Поступок Дилана разбил мое сердце, и, как это часто бывает с травмой, полностью подчинил себе мое тело и душу. Через два года после его смерти у меня диагностировали рак груди. А спустя еще два года у меня начались проблемы с психикой. Помимо непрекращающегося страдания мне приходилось жить с ощущением постоянного страха. Я панически боялась случайно столкнуться с членами семей погибших. Я боялась преследований медиа. Боялась наткнуться на разъяренных людей. Мне было страшно включать новости. Я боялась услышать, как в новостях меня называют ужасной матерью или отвратительным человеком.

У меня развились панические атаки. Первый приступ произошел через четыре года после стрельбы. Нужно было дать показания, а значит, снова встретиться с семьями погибших лицом к лицу. Второй приступ случился через шесть лет после стрельбы. Я готовилась к своему первому публичному выступлению на тему расширенного суицида. Оба эпизода длились несколько недель, это не были короткие приступы. Они настигали меня повсюду: в офисе, в хозяйственном магазине, даже в кровати, когда я читала книгу. Мое сознание внезапно закручивалось в спираль абсолютного ужаса, и как бы я ни пыталась успокоиться или убедить себя, что все в порядке, ничего не работало. Мой мозг словно пытался свести меня в могилу. Страх перед чувством страха заполнил все мое существо. Тогда я наконец смогла получить непосредственный опыт проживания психического расстройства, я поняла, что такое жить с нарушенным сознанием. Именно в этот момент я и стала настоящим самоадвокатом. Постепенно нормальная жизнь вернулась ко мне, не без участия врачей, психотерапевтов и практик самопомощи. Хотя, конечно, нормальная жизнь в моем случае — это относительное понятие, учитывая обстоятельства.

Теперь, когда я оглядываюсь на прошлое, я, кажется, понимаю, что моему сыну потребовалось два года, прежде чем он стал абсолютно дисфункциональным. Этого времени было бы более чем достаточно, чтобы ему помочь, если бы кто-то знал, что он нуждается в помощи. Если бы кто-то знал, что делать.

Каждый раз, когда меня спрашивают, «как ты могла не знать?», меня словно бьют в солнечное сплетение. Это звучит как обвинение и провоцирует мое чувство вины, ведь сколько бы терапии я не получила, мне никогда не избавиться от этой боли полностью. Но вот что мне удалось понять: если бы любви было достаточно, чтобы спасти кого-то от суицида, самоубийства бы почти прекратились. Но любви недостаточно. И суициды продолжаются. Сейчас это вторая основная причина смерти молодых людей от десяти до тридцати четырех лет.

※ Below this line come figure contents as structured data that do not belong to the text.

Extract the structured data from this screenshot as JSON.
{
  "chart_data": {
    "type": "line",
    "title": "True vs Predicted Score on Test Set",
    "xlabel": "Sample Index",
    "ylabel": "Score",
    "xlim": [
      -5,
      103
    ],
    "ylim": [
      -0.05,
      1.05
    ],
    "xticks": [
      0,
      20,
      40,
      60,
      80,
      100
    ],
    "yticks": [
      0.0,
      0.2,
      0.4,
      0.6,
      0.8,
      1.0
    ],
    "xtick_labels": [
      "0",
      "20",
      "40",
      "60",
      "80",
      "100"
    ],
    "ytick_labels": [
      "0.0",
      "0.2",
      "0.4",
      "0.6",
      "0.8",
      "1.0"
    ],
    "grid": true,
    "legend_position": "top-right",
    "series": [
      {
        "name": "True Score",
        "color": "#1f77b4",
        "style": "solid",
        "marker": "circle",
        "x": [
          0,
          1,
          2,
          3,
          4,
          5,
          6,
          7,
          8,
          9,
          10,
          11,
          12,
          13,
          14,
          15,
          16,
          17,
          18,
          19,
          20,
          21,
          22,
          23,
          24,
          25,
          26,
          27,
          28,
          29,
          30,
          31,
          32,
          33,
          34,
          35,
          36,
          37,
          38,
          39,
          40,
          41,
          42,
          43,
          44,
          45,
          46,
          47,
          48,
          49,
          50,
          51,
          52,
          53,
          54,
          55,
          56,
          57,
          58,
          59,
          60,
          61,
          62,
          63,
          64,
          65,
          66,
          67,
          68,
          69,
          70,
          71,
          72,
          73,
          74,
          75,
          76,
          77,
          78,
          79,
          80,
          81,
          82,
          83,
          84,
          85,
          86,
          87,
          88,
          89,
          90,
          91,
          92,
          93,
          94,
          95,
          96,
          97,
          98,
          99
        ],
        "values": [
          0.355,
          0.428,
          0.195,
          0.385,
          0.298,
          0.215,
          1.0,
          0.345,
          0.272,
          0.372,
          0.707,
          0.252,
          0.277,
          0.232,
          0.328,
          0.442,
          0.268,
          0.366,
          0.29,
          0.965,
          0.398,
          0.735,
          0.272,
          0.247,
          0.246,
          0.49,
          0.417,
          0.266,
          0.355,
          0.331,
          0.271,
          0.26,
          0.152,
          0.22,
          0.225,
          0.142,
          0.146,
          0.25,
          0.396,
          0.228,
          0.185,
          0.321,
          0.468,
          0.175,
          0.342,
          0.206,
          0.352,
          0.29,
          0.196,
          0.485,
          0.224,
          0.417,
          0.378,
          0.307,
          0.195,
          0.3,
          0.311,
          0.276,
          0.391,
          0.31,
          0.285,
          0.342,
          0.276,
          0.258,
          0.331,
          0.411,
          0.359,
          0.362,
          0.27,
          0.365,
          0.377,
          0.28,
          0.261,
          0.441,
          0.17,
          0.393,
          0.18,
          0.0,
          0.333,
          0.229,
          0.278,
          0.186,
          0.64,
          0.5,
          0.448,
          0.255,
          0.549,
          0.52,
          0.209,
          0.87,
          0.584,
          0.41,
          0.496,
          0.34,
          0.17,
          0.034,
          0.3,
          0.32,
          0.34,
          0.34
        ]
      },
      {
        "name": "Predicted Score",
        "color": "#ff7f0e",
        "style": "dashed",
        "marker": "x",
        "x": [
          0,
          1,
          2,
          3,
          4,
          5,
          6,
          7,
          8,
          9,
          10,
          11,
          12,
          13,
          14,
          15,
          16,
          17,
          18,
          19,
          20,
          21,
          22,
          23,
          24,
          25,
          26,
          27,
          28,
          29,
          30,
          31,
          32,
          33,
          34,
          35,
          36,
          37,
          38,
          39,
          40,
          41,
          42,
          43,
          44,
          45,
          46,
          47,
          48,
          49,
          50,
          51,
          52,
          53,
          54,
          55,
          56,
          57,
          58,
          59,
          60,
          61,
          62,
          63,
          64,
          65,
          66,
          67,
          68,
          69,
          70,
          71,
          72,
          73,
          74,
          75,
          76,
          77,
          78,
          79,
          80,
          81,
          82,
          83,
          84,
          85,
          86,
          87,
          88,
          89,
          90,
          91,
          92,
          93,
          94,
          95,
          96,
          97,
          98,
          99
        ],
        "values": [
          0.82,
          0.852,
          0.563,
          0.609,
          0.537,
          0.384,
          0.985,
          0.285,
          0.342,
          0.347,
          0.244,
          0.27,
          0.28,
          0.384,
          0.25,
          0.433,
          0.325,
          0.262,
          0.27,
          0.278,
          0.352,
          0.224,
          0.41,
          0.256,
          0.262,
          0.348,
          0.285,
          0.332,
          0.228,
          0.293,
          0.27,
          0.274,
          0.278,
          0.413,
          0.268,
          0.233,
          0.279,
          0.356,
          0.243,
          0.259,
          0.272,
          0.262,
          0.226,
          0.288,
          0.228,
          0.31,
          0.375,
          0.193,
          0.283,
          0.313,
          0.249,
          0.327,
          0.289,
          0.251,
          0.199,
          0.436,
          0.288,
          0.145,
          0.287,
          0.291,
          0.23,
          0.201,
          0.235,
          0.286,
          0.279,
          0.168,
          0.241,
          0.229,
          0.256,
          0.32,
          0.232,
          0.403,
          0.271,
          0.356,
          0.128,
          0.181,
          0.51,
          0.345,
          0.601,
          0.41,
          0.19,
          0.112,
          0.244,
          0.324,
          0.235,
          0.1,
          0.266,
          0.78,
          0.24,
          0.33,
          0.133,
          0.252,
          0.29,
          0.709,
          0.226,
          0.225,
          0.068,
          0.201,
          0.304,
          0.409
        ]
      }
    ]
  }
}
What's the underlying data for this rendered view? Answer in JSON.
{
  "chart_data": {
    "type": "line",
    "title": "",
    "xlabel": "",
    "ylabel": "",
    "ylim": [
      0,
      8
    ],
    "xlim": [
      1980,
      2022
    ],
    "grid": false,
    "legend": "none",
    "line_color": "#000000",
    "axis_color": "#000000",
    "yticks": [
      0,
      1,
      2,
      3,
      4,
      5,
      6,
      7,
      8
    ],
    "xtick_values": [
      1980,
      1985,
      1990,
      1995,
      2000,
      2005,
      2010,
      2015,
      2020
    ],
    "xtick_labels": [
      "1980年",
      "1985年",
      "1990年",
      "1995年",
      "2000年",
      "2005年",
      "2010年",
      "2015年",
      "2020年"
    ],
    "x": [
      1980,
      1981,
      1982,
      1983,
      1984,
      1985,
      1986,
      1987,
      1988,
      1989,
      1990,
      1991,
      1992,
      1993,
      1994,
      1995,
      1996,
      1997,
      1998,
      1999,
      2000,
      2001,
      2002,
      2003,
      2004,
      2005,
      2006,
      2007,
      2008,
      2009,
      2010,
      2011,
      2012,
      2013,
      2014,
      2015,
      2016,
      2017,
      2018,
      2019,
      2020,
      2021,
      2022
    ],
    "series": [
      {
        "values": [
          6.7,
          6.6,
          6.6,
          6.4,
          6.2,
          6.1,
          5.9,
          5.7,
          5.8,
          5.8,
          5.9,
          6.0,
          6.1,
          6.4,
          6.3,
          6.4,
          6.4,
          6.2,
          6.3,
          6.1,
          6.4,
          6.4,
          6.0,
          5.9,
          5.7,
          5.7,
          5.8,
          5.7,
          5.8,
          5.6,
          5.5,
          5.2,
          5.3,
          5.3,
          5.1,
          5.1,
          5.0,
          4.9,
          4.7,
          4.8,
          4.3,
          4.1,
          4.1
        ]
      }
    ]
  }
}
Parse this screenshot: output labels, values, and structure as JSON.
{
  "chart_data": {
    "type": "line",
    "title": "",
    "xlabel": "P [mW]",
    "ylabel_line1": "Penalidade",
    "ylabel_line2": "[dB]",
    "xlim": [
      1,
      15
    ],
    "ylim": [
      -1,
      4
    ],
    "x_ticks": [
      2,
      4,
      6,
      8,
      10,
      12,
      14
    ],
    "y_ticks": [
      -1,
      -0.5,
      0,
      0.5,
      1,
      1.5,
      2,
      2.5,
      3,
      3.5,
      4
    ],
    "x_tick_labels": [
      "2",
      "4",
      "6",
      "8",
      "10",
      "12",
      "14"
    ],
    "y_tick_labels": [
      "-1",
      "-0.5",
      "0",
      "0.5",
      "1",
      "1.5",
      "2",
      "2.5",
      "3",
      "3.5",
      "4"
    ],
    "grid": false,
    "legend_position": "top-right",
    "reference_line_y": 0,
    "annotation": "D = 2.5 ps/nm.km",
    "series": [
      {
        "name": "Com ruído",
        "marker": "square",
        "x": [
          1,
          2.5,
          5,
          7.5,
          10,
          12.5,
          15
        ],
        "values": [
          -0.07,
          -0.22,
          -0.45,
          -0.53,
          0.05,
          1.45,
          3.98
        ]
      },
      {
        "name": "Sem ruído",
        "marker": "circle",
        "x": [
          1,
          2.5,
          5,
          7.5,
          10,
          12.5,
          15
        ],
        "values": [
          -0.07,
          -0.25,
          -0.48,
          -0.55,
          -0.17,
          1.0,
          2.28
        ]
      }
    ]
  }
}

Четырнадцать процентов американских подростков признаются, что составляли план самоубийства в последний год. Я поняла, что как бы мы ни хотели верить, что все под нашим контролем, в действительности мы не можем знать или контролировать все, что наши близкие думают или чувствуют. Наше упрямое убеждение, что мы не такие, как все, что наши любимые люди никогда и не подумают причинить вред себе или другим, и есть причина, по которой мы пропускаем то, что спрятано на самом видном месте. И когда наши худшие предположения подтверждаются, мы должны научиться прощать себя за это незнание. За то, что не задавали правильных вопросов. За то, что не нашли правильного лечения. Но мы всегда должны предполагать, что наши близкие могут страдать, вне зависимости от того, что они нам говорят или как себя ведут. Всем своим существом нам следует прислушиваться к ним, не осуждая, не навязывая решений.

Я знаю, что буду жить с этой трагедией, а точнее, с этими трагедиями, до конца своих дней. Я понимаю, что для многих моя потеря несравнима с тем, что пришлось пережить семьям погибших. Моя боль не облегчит их боли. Я осознаю, что есть и те, кто считает, что у меня нет права на страдание и боль, что единственное, на что я имею право, — это жизнь в бесконечном покаянии. В конечном итоге все, что я узнала, сводится к одному: трагедия в том, что даже самые бдительные и ответственные из нас могут оказаться не в силах помочь. Но во имя любви мы никогда не должны прекращать попытки познать непостижимое.